El relato, mezcla de registros históricos sueltos, referencias literarias dispersas y, sobre todo, imaginación abundante, dice que el prisionero misterioso y sin nombre que murió en 1703 en la fortaleza de la Bastilla, en el extremo oriental de París, era en realidad el hermano gemelo de Luis XIV, el ‘Rey Sol’, encerrado por su padre al nacer para evitar disputas dinásticas que pusieran en peligro la monarquía en la época tempestuosa de mediados del siglo XVII. En sus sesenta y cinco años de vida, desde que nació en 1638 en el palacio de Versalles hasta su entierro en el cementerio de San Pablo, habría sido obligado a usar una máscara de hierro para —agrega el relato— que nadie viera sus facciones, idénticas a las del poderoso soberano de Francia.
La condena para Felipe (que así se habría llamado el hermano desheredado) era perpetua: su padre, Luis XIII, había dispuesto que viviera en la Bastilla toda su vida. Pero en algún momento entre 1672 y 1678, cuando Francia libró una guerra feroz contra las Provincias Unidas de los Países Bajos, su liberación y entronización fue planeada por un grupo de nobles, horrorizados por lo sangriento del conflicto que había dispuesto Luis XIV. Pero la ejecución de ese plan requería de luchadores formidables, diestros en las técnicas del combate, como habían sido los mosqueteros del rey.

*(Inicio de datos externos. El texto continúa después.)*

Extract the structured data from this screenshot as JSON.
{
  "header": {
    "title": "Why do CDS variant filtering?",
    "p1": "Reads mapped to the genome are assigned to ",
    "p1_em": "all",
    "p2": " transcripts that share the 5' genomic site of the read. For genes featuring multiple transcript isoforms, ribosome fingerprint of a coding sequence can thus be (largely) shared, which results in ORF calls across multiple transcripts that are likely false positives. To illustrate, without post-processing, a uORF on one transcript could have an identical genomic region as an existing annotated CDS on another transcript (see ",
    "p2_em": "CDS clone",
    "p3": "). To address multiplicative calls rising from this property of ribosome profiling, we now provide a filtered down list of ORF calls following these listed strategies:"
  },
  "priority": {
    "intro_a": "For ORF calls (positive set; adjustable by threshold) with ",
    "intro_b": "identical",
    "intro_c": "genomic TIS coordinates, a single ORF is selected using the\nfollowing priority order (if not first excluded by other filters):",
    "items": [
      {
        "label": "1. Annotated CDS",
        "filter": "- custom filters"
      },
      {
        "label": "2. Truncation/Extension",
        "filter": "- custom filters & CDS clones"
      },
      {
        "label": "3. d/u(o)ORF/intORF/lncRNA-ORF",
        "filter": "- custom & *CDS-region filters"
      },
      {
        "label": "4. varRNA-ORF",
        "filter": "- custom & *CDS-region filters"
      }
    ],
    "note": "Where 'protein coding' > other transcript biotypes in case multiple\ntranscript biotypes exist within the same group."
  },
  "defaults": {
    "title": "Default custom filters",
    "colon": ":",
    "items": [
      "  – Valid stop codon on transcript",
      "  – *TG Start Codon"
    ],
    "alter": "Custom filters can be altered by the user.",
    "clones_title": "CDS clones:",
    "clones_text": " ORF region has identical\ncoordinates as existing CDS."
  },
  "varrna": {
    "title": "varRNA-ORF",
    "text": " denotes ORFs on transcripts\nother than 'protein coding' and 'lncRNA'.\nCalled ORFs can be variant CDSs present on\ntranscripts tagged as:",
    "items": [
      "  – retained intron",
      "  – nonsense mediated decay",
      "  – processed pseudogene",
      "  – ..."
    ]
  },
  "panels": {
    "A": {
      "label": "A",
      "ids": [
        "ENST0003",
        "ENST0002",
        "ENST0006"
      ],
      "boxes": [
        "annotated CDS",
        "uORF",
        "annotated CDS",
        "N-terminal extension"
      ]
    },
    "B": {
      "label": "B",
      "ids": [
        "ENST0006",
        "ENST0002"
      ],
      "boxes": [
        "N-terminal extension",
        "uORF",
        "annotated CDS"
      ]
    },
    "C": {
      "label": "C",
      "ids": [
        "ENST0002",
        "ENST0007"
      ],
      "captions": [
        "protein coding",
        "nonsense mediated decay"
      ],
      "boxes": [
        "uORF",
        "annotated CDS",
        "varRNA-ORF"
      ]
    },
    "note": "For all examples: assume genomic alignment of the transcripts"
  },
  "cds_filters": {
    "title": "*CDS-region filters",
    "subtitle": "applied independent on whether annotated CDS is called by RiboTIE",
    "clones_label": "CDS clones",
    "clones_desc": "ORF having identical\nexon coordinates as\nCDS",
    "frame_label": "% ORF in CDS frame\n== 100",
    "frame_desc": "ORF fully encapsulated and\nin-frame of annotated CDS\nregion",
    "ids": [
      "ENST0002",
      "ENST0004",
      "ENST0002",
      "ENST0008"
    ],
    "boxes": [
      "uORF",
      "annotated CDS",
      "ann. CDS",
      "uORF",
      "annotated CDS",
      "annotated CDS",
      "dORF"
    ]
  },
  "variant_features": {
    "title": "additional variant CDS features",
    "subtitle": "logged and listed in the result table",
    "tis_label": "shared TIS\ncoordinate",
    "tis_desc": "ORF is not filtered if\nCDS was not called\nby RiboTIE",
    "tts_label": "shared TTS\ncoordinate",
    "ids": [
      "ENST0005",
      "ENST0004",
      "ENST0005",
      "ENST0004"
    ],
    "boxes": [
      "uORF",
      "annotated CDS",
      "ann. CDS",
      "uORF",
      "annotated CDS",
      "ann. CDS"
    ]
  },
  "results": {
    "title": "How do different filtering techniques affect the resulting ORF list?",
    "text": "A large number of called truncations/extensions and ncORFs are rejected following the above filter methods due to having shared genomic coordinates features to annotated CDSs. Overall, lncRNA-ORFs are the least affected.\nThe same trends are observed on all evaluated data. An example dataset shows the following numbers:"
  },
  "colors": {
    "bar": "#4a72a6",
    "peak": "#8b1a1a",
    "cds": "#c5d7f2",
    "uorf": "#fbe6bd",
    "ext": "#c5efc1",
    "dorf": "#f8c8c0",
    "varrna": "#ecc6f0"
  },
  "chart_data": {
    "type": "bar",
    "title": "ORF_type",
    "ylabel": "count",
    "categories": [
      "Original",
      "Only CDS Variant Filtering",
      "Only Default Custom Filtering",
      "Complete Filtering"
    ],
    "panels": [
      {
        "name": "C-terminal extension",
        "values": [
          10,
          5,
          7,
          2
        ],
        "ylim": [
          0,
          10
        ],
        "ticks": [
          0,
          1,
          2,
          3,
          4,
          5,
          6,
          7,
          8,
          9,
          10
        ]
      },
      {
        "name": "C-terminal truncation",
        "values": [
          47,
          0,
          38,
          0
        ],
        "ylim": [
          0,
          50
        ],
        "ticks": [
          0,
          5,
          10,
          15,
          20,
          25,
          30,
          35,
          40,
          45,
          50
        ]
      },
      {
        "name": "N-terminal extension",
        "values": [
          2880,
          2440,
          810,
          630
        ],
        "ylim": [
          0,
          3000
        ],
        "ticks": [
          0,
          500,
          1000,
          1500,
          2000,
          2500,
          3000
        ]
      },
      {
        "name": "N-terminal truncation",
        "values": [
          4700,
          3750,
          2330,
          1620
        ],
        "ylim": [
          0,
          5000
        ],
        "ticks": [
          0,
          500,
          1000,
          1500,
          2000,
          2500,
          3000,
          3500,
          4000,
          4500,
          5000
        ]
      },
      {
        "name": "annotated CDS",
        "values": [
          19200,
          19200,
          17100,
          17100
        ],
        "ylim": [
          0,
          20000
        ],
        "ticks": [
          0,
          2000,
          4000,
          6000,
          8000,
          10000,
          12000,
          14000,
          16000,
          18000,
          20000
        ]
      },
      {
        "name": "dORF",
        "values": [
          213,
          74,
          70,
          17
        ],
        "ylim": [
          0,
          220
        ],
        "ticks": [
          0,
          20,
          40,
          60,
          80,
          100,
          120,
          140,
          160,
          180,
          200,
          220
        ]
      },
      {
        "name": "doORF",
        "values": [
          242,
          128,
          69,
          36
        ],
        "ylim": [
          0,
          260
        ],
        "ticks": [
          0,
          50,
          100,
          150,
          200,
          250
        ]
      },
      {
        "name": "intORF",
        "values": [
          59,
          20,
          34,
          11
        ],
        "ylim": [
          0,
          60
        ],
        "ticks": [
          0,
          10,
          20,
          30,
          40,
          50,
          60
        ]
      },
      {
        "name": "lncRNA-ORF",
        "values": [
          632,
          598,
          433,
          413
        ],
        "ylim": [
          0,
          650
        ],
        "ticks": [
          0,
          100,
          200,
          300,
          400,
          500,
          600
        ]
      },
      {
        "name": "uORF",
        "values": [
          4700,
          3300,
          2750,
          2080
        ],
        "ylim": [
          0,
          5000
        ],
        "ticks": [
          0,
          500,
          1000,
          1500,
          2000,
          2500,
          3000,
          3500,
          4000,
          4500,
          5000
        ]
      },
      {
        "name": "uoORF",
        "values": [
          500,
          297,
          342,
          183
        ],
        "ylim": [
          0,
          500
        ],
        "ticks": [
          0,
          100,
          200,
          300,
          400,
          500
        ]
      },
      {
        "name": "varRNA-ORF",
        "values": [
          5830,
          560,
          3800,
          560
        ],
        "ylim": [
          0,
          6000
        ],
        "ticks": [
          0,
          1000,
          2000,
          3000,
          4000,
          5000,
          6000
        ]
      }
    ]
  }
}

Para entonces (y aquí entran la leyenda y la fantasía) los tres primeros mosqueteros ya estaban retirados: Athos vivía en el campo, dedicado a la agricultura, Porthos llevaba en París una existencia desenfrenada, repleta de vino y mujeres, y Aramis se había entregado al servicio de Dios, como sacerdote jesuita. Los conspiradores hablaron con ellos, les narraron la triste historia de Felipe, les contaron su plan y les convencieron de que algo había que hacer: deponer a Luis XIV y, preservando el linaje real, reemplazarlo por su hermano gemelo, a quien había que sacar de su prisión y ponerlo en el trono. Era, al fin y al cabo, idéntico al rey y de su misma sangre. Nadie se daría cuenta de la suplantación. Pero para que el plan funcionara era indispensable el apoyo del cuarto mosquetero, D’Artagnan, el más diestro de todos, que seguía activo y en servicio.